Alter Fritz und frisches Gemüse

Preußenkönig Friedrich II. und seine Spuren im Märkischen Sand



Weit ins Land reicht der Blick, wenn man auf den Höhen bei Reitwein oder bei Falkenberg ins Oderbruch hineinschaut. Saftig sind die Wiesen in der von Gräben durchzogenen Landschaft. Prächtig gedeihen Möhren, Kohl, Sellerie und Zwiebeln auf dem fruchtbaren Boden, der seit langem als „Gemüsegarten der Berliner“ dient.

Früher war es mal anders. Da stand bis in den Juni das Wasser in der Region. Die wenigen Bauern erreichten ihre höhergelegenen Gehöfte nur mit dem Kahn. Und Fremde trauten sich kaum in die sumpfige Landschaft, über der sommers riesige Schwärme blutgieriger Mücken summten.

Den Fortschritt hin zum heutigen Zustand brachte das 18. Jahrhundert. Zu verdanken haben wir ihn zehntausenden fleißigen Menschen und einem Mann, der von 1740 bis zu seinem Tode 1786 als König Preußen regierte: Friedrich II. Viele nennen ihn, obwohl er vom Perückenscheitel bis zur Stiefelsohle nur 1,65 Meter maß, Friedrich den Großen. Und eingebürgert hat sich auch die Bezeichnung „Alter Fritz“.

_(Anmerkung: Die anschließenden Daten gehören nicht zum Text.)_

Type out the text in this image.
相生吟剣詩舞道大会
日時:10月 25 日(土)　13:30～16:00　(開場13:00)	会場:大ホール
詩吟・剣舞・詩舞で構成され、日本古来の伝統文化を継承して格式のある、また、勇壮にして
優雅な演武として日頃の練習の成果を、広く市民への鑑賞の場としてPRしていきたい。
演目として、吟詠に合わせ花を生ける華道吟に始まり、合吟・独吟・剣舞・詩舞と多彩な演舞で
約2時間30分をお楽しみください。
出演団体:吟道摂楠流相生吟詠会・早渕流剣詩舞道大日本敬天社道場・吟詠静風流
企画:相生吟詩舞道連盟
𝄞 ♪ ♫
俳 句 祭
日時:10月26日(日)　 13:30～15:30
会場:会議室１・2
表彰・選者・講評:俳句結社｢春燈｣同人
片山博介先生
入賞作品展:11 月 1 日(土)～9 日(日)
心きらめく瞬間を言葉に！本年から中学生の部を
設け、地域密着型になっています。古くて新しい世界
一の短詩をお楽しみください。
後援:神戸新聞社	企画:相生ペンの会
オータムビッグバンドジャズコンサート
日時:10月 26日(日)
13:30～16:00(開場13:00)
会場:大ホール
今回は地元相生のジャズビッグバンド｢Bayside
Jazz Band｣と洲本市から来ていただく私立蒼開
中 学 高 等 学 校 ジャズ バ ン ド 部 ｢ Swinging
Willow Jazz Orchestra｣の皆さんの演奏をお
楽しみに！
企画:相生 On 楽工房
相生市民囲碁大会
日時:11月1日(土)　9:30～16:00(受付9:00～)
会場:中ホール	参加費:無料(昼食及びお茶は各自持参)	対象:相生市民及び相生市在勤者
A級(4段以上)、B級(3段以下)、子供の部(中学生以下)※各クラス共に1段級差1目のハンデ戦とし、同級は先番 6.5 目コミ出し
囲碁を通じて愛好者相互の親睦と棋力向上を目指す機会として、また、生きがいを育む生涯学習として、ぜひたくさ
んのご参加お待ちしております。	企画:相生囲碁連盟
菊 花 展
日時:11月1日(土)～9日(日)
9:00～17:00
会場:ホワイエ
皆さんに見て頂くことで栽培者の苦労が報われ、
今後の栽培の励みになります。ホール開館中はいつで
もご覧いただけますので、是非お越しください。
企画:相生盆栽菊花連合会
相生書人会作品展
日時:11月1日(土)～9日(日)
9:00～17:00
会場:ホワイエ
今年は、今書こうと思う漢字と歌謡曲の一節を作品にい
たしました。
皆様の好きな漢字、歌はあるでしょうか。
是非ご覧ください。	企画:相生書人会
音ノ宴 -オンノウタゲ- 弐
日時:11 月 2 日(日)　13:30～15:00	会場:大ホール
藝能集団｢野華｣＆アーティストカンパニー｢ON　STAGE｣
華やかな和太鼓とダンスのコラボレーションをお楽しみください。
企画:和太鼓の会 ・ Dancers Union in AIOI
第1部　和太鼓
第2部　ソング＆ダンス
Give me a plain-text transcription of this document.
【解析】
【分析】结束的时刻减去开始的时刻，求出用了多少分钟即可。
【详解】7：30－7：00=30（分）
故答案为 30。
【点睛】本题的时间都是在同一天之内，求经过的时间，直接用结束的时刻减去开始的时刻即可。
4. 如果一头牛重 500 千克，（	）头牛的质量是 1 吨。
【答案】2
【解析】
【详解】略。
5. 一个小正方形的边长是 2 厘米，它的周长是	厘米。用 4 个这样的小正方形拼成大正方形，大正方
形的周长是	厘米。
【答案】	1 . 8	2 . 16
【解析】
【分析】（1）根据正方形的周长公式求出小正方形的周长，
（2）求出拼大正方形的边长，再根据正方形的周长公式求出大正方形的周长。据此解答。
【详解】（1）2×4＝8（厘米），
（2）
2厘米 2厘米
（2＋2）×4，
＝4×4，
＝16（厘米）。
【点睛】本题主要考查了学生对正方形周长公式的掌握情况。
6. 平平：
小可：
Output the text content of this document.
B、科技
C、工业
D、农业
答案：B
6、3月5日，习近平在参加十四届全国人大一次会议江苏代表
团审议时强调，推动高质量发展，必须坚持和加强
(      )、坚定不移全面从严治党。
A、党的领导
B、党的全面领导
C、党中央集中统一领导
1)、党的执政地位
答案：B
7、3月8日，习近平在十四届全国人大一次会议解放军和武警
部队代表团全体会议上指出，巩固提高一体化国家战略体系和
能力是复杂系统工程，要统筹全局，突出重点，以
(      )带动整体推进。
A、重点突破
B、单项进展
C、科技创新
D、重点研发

Wie auch immer: Seinem politischen Willen ist es geschuldet, daß ab 1747 ernstgemacht wurde mit dem Eindeichen und Trockenlegen des Oderbruchs. Über ein System von Gräben fließt seitdem das von unten an die Erdoberfläche drückende Wasser ab. 32.500 Hektar Ackerland wurden so gewonnen, auf dem der Preußenkönig eine Bevölkerung ansiedeln ließ, die aus damaliger Sicht multikulturell genannt werden darf. Neue Siedler kamen aus Hessen, Mecklenburg, Sachsen, der Pfalz und Württemberg, aber auch Österreich und der Schweiz.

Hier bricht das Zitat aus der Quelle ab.